Он с детства чувствовал себя безмерно одиноким и спасения от одиночества искал, повинуясь непобедимому инстинкту творчества. Причем и здесь оставался тем же максималистом, заносясь в своих мечтах на звездные высоты. Жалуясь Т. Жирмунской в письме из Архангельска на свою судьбу, он был столь же категоричен: «Милая, милая, хотел бы я Блоком быть или еще каким-нибудь гением, понимаешь, гением, ужасным и загадочным, и ради тебя только, мне не надо, мне на что – слава дым, это так, т. е. когда ты один, так один, хоть бы тебя миллиарды любили и ставили свечи, но когда туго, страшно, все равно один, уж Христос на что, а взмолился же отцу: пронеси, мол, мимо чашу сию, а знал же наверное, что будет любим в веках (или не знал?), знал наверное, а вот взмолился, и поэтому, когда один, то слава – мура и вообще ничего не надо, но я хотел бы стать первым, великим, чудом природы, то есть когда уж людям не понять, как это, как? – это ой-ей как ужасно, трудно…»

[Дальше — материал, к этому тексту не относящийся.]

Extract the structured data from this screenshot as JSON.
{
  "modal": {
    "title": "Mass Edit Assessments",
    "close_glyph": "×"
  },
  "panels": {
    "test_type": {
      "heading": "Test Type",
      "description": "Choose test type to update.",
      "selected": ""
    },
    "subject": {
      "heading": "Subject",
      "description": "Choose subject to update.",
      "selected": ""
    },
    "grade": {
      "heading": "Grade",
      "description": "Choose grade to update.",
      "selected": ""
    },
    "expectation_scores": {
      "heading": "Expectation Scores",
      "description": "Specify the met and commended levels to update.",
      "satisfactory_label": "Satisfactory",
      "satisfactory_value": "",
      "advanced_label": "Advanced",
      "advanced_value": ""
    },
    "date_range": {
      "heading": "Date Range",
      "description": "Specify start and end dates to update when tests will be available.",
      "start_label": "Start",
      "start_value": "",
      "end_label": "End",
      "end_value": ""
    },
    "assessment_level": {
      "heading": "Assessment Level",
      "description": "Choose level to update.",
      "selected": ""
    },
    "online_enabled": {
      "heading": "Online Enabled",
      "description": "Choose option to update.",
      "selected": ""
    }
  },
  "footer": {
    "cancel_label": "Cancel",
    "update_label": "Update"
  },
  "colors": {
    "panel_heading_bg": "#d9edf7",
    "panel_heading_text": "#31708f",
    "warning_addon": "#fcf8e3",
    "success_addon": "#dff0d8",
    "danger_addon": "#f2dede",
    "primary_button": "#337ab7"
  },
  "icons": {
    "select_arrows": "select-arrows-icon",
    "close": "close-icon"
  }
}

С таким вот настроениями отправился Казаков в Нижнюю Золотицу, но письмо к Т. Жирмунской оттуда звучало уже иначе: «Мамочка моя, куда меня занесло! Что-нибудь одно: или я дурак совершенный или самый мудрый и хитрый человек – или я уеду отсюда, проклиная Север и себя, или привезу в Москву полный мешок поэзии и счастья… Я послал тебе из Архангельска смурное письмо. Теперь уж я успокоился и взыграл духом: прочь, прочь все!.. дрожит у меня в душе что-то, какой-то зайчик солнечный прыгает иногда, мелькнет, вздохнешь только и не поймешь, что же это такое с тобой. Не есть ли это, я думаю, тайное предчувствие удачи?»

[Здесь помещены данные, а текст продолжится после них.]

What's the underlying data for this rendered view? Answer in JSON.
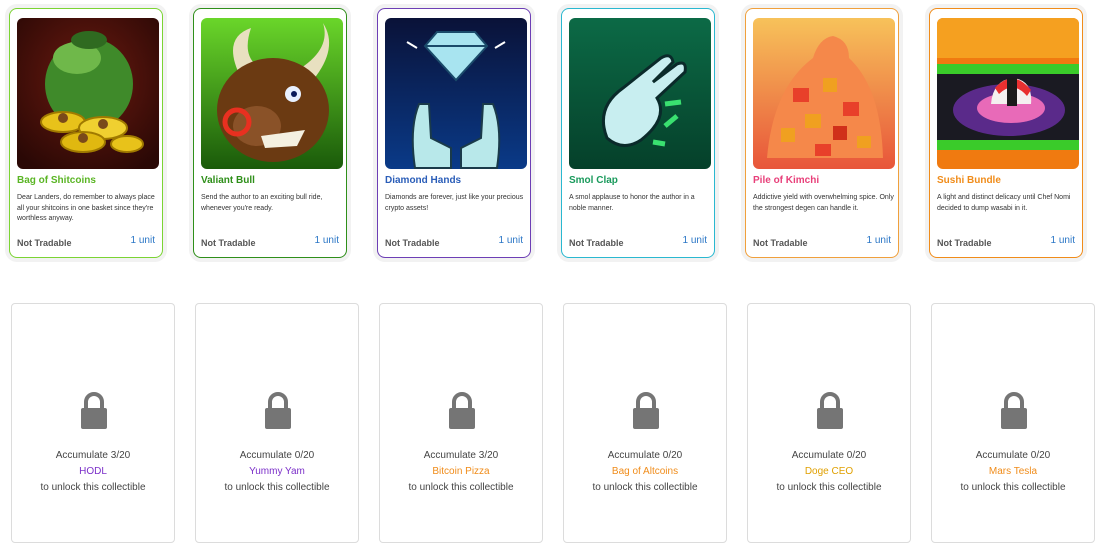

Он рассказывал о том, как плыл на «черном, погребальном, мрачном» пароходе в 3-м классе и ему встретилась такая девушка, что он, грешным делом, крякнул: «…глаза у нее – редкость великая, даже трудно подыскать определение – ленивые, странные, загадочные (…у Маньки моей я примерно такими воображал глаза, только зелеными, а у этой фиолетовые)», – и это был первый глоток прекрасного, «чисто писательский, наблюдательный». Рассказал он и как со смаком ел на пароходе арбуз: «…что-то есть сладкое и необычайное, что на Севере, в холодном море под северным сиянием ты еще ешь арбуз и бросаешь корки за борт. Дул сильный ветер, выдувал из глаз у меня слезы, слезы текли по щекам, попадали на арбуз, арбуз тек по подбородку и холодил, а я все равно ел. Блаженство!» А еще – как с тяжелым сердцем пошел уже в Нижней Золотице на погранзаставу: «Ты знаешь мою старую неприязнь и боязнь всяческих таких объектов, зон и т. п., т. е. тех мест, где тебя перестают рассматривать как человека и начинают глядеть на тебя как на объект, кот<орый> должен находиться под наблюдением… К счастью, капитан попался хороший, похвалил, что я приехал изучать жизнь поморов… и даже предложил вымыться в бане… Ура! Отлегло немного от сердца…»
Такая вот прелюдия.
А начиная дневник, Казаков записал 7 сентября: «Вчера и сегодня в море шторм. Ходил вчера на море – на берегу мело песок, мутные волны и низкое
На следующий день он ходил в лес: место «дикое совершенно, нет нашего обжитого пейзажа, нет полей, лугов»; договорился с хозяином о поездке на рыбацкую тоню.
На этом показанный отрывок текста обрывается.